Und es wollte alles heraus. So dass Herr L. möglicherweise nicht nur den besten Dialog des Abends verpasste, sondern ihn auch noch verdarb.

Denn einer von den Herren – der Kleinere, etwas Mollige mit den grauen Haarlocken – hatte sich wohl einen richtig guten Text einfallen lassen. Leicht mit Drohungen untersetzt. Vielleicht auch schon mit Pointe, so einem Moment, in dem die Herren ihre Waffen aus der Kleidung holen und dann den Wolga und alle seine Insassen genüsslich durchsieben würden. L. jedenfalls rechnete damit, dass einer von denen angesprungen käme und ihm – noch während er so ganz und gar damit beschäftigt war, den ganzen schönen Sekt in die Landschaft zu speien – ein paar Kugeln in den Leib zu schießen. Zerfetzte Kleidung, spritzendes Blut, ein scharfer Schmerz, Beethovens Eroica, lächerliches Ende.

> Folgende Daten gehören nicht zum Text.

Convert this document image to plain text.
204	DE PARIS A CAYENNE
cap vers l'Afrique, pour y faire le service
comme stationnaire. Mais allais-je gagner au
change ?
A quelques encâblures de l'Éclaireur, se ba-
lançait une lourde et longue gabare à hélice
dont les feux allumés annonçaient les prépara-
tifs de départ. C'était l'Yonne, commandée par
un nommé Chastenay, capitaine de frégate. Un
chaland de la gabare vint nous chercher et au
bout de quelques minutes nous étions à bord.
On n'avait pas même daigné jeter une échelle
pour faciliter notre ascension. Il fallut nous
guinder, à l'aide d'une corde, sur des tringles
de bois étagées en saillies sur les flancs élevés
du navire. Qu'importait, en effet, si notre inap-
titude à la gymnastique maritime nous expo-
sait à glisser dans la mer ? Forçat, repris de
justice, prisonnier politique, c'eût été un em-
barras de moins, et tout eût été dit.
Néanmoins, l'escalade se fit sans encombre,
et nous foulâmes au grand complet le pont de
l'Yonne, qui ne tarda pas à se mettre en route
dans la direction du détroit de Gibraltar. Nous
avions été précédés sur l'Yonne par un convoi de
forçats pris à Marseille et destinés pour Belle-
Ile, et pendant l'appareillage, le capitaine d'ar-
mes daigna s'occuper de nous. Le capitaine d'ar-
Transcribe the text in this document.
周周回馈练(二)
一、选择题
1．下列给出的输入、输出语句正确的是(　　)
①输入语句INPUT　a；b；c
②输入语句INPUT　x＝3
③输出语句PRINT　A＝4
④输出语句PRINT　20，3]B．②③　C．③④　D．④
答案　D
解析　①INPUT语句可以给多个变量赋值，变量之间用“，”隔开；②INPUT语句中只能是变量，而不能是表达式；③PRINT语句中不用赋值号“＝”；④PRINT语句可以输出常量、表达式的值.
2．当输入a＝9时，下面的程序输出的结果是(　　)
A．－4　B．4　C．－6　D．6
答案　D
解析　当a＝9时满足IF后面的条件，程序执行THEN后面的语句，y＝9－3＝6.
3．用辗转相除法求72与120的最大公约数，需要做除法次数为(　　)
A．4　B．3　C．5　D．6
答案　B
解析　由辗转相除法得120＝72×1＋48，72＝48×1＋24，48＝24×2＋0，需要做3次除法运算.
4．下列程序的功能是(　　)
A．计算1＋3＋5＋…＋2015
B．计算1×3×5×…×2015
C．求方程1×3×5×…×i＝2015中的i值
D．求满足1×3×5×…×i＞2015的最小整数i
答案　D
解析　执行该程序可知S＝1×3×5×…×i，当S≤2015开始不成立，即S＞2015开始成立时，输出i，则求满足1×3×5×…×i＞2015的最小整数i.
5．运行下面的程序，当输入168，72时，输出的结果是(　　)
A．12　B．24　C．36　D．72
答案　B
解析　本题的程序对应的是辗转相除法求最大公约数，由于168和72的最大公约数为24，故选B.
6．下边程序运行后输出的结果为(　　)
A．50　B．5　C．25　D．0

Aber keiner kam gesprungen.

Nur die Stimme der Diva hörte er heraus, ein gelles Lachen, übermütig, am Ende schien sie die vier schwarzen Männer regelrecht zu verhöhnen. Irgendetwas blaffte der kleine Dicke zurück. Ein paar hingespuckte Erwiderungen und ein „Avanti!“

Und dann entfernten sich die Schritte, klappten Autotüren, quietschten Reifen und die grellen Lichter fuhren davon.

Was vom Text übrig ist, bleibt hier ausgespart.